Now the only way this analysis works is if Brooks understands the question of integration on the blender model: everyone in every way all of the time is blended through and through. Every one is the same. Everything is in everything.

I can’t think of anyone who ever seriously thought that was the goal of integration. Integration, in the relevant sense nowadays (what with the Supreme Court and all), means equal access to the goods of society (housing, public schools, etc. ) regardless of for example race, gender or sexual orientation.

Moving freely between institutions and communities (say, without legal or social blockades) is precisely what integration is. And that’s hardly the same as George Wallace’s “Segregation now. . . .segregation forever.”

Faddish social theories

I don’t know what the argument was for the Seattle Public School system’s diversity policy recently considered by the Supreme Court, but after reading George Will today, I know even less:

>Seattle’s “race-conscious” policies were devised by the sort of people who proclaimed on the school district’s Web site that “having a future time orientation” (planning ahead), “emphasizing individualism as opposed to a more collective ideology” and “defining one form of English as standard” constitute “cultural racism” and “institutional racism” and arise from “unsuccessful concepts such as a melting pot or colorblind mentality.” Stephen Breyer, in a dissent joined by Ruth Bader Ginsburg, David Souter and John Paul Stevens, said the court should be deferential to such people when they shuffle pupils on the basis of race.

>Why race? Although progressive people would never stoop to racial stereotyping, they evidently believe that any black or other minority child, however young or from whatever social background, makes a predictable and distinctive — you might say stereotypical — contribution to “diversity.”

>Breyer said that last week’s decision abandons “the promise of Brown.” Actually, that promise — a colorblind society — has been traduced by the “diversity” exception to the equal protection clause. That exception allows white majorities to feel noble while treating blacks and certain other minorities as seasoning — a sort of human oregano — to be sprinkled across a student body to make the majority’s educational experience more flavorful.

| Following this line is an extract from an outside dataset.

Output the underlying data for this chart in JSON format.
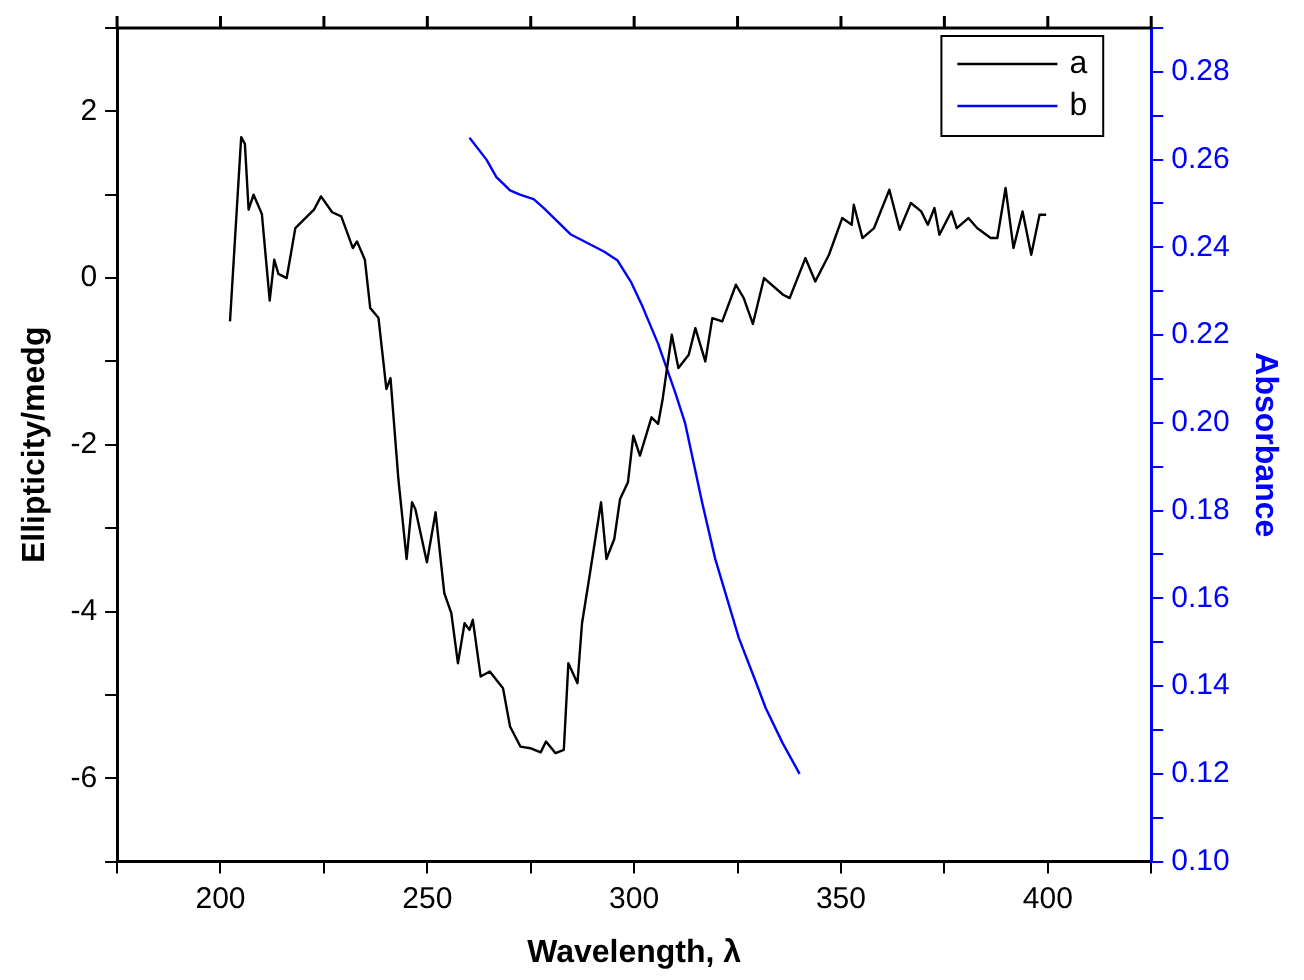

>This repulsive practice merits Clarence Thomas’s warning in his opinion concurring with last week’s ruling: Beware of elites eager to constitutionalize “faddish social theories.” Often, they are only theories. As Roberts said, Seattle and Louisville offered “no evidence” that the diversity they have achieved (by what he has called the “sordid business” of “divvying us up by race”) is necessary to achieve the “asserted” educational benefits.

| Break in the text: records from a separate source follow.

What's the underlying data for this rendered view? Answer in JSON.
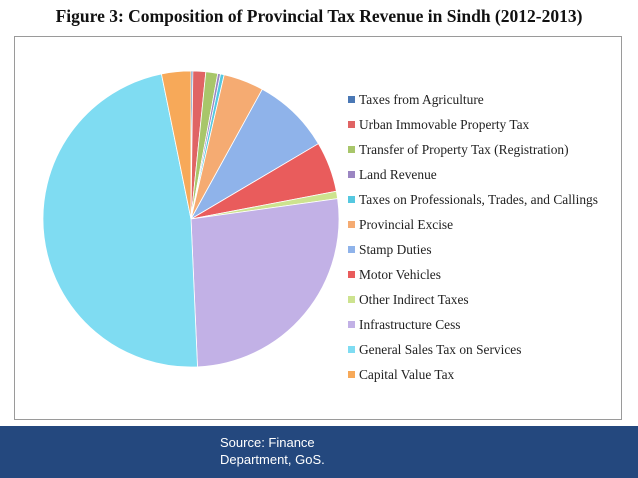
{
  "title": "Figure 3: Composition of Provincial Tax Revenue in Sindh (2012-2013)",
  "footer": {
    "source": "Source: Finance Department, GoS."
  },
  "chart_data": {
    "type": "pie",
    "title": "Figure 3: Composition of Provincial Tax Revenue in Sindh (2012-2013)",
    "legend_position": "right",
    "start_angle_deg": 0,
    "direction": "clockwise",
    "slices": [
      {
        "label": "Taxes from Agriculture",
        "value": 0.2,
        "color": "#4a78b5"
      },
      {
        "label": "Urban Immovable Property Tax",
        "value": 1.4,
        "color": "#e06464"
      },
      {
        "label": "Transfer of Property Tax (Registration)",
        "value": 1.3,
        "color": "#a8c66a"
      },
      {
        "label": "Land Revenue",
        "value": 0.3,
        "color": "#9b86c2"
      },
      {
        "label": "Taxes on Professionals, Trades, and Callings",
        "value": 0.4,
        "color": "#55c8e0"
      },
      {
        "label": "Provincial Excise",
        "value": 4.4,
        "color": "#f5ab72"
      },
      {
        "label": "Stamp Duties",
        "value": 8.5,
        "color": "#8fb3ea"
      },
      {
        "label": "Motor Vehicles",
        "value": 5.5,
        "color": "#e95c5c"
      },
      {
        "label": "Other Indirect Taxes",
        "value": 0.8,
        "color": "#cde38f"
      },
      {
        "label": "Infrastructure Cess",
        "value": 26.5,
        "color": "#c2b1e6"
      },
      {
        "label": "General Sales Tax on Services",
        "value": 47.5,
        "color": "#7fdcf2"
      },
      {
        "label": "Capital Value Tax",
        "value": 3.2,
        "color": "#f7a959"
      }
    ]
  }
}
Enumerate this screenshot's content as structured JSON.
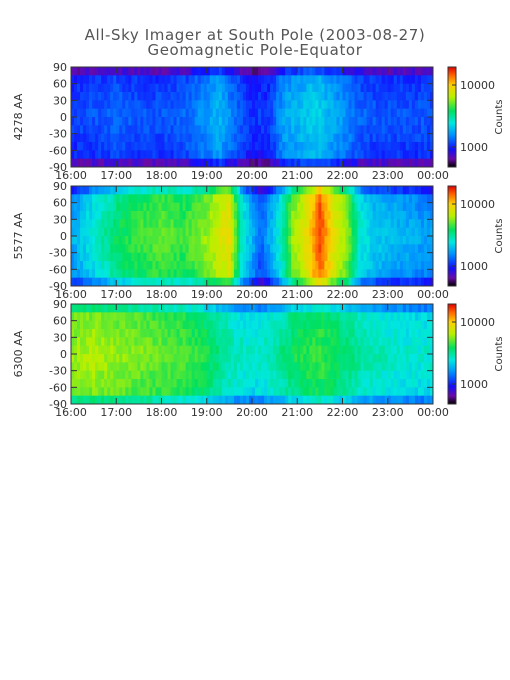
{
  "title": {
    "line1": "All-Sky Imager at South Pole (2003-08-27)",
    "line2": "Geomagnetic Pole-Equator"
  },
  "chart_data": [
    {
      "type": "heatmap",
      "ylabel": "4278 AA",
      "x_ticks": [
        "16:00",
        "17:00",
        "18:00",
        "19:00",
        "20:00",
        "21:00",
        "22:00",
        "23:00",
        "00:00"
      ],
      "y_ticks": [
        90,
        60,
        30,
        0,
        -30,
        -60,
        -90
      ],
      "ylim": [
        -90,
        90
      ],
      "colorbar": {
        "label": "Counts",
        "ticks": [
          "10000",
          "1000"
        ],
        "scale": "log"
      },
      "intensity_profile": {
        "hours": [
          16.0,
          16.5,
          17.0,
          17.5,
          18.0,
          18.5,
          19.0,
          19.3,
          19.6,
          20.0,
          20.4,
          20.7,
          21.0,
          21.4,
          21.7,
          22.0,
          22.4,
          22.8,
          23.2,
          23.6,
          24.0
        ],
        "level": [
          0.18,
          0.2,
          0.22,
          0.2,
          0.2,
          0.22,
          0.28,
          0.32,
          0.24,
          0.16,
          0.18,
          0.3,
          0.32,
          0.36,
          0.32,
          0.28,
          0.22,
          0.2,
          0.2,
          0.2,
          0.2
        ]
      }
    },
    {
      "type": "heatmap",
      "ylabel": "5577 AA",
      "x_ticks": [
        "16:00",
        "17:00",
        "18:00",
        "19:00",
        "20:00",
        "21:00",
        "22:00",
        "23:00",
        "00:00"
      ],
      "y_ticks": [
        90,
        60,
        30,
        0,
        -30,
        -60,
        -90
      ],
      "ylim": [
        -90,
        90
      ],
      "colorbar": {
        "label": "Counts",
        "ticks": [
          "10000",
          "1000"
        ],
        "scale": "log"
      },
      "intensity_profile": {
        "hours": [
          16.0,
          16.5,
          17.0,
          17.5,
          18.0,
          18.5,
          19.0,
          19.3,
          19.5,
          19.8,
          20.2,
          20.6,
          20.9,
          21.2,
          21.5,
          21.8,
          22.1,
          22.4,
          22.7,
          23.2,
          23.6,
          24.0
        ],
        "level": [
          0.3,
          0.4,
          0.5,
          0.55,
          0.58,
          0.55,
          0.62,
          0.7,
          0.72,
          0.4,
          0.22,
          0.4,
          0.62,
          0.72,
          0.9,
          0.72,
          0.62,
          0.4,
          0.35,
          0.32,
          0.3,
          0.28
        ]
      }
    },
    {
      "type": "heatmap",
      "ylabel": "6300 AA",
      "x_ticks": [
        "16:00",
        "17:00",
        "18:00",
        "19:00",
        "20:00",
        "21:00",
        "22:00",
        "23:00",
        "00:00"
      ],
      "y_ticks": [
        90,
        60,
        30,
        0,
        -30,
        -60,
        -90
      ],
      "ylim": [
        -90,
        90
      ],
      "colorbar": {
        "label": "Counts",
        "ticks": [
          "10000",
          "1000"
        ],
        "scale": "log"
      },
      "intensity_profile": {
        "hours": [
          16.0,
          16.5,
          17.0,
          17.5,
          18.0,
          18.5,
          19.0,
          19.5,
          20.0,
          20.5,
          21.0,
          21.5,
          22.0,
          22.5,
          23.0,
          23.5,
          24.0
        ],
        "level": [
          0.62,
          0.64,
          0.62,
          0.6,
          0.58,
          0.56,
          0.52,
          0.44,
          0.4,
          0.44,
          0.52,
          0.55,
          0.5,
          0.44,
          0.42,
          0.4,
          0.4
        ]
      }
    }
  ],
  "colors": {
    "axis": "#333333",
    "text": "#555555"
  }
}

>Evidence is beside the point. The point for race-mongering diversity tinkerers is their professional and ideological stake in preventing America from achieving “a colorblind mentality.”

Their policy might even be less justifiable than this makes it seem. But that’s precisely why I want to know what it is. In the fever of his perpetual advocacy (and perhaps his recent rediscovery of the virtues of segregation [here–then here]), Will never lets on that there was ever a legal case for it. And here he has managed even to make the Supremes sound like him–picking quotes about racism out of context (and to heightened negative effect). Here, for instance, is the fuller context of that quotation:

>Cultural Racism:
Those aspects of society that overtly and covertly attribute value and normality to white people and Whiteness, and devalue, stereotype, and label people of color as “other”, different, less than, or render them invisible. Examples of these norms include defining white skin tones as nude or flesh colored, having a future time orientation, emphasizing individualism as opposed to a more collective ideology, defining one form of English as standard, and identifying only Whites as great writers or composers.

That’s better. Having a discussion about that quotation, however, would take time and would involve seriously considering the claims it makes. And that’s boring. It’s easier to call them “faddish social theories” and be done with it.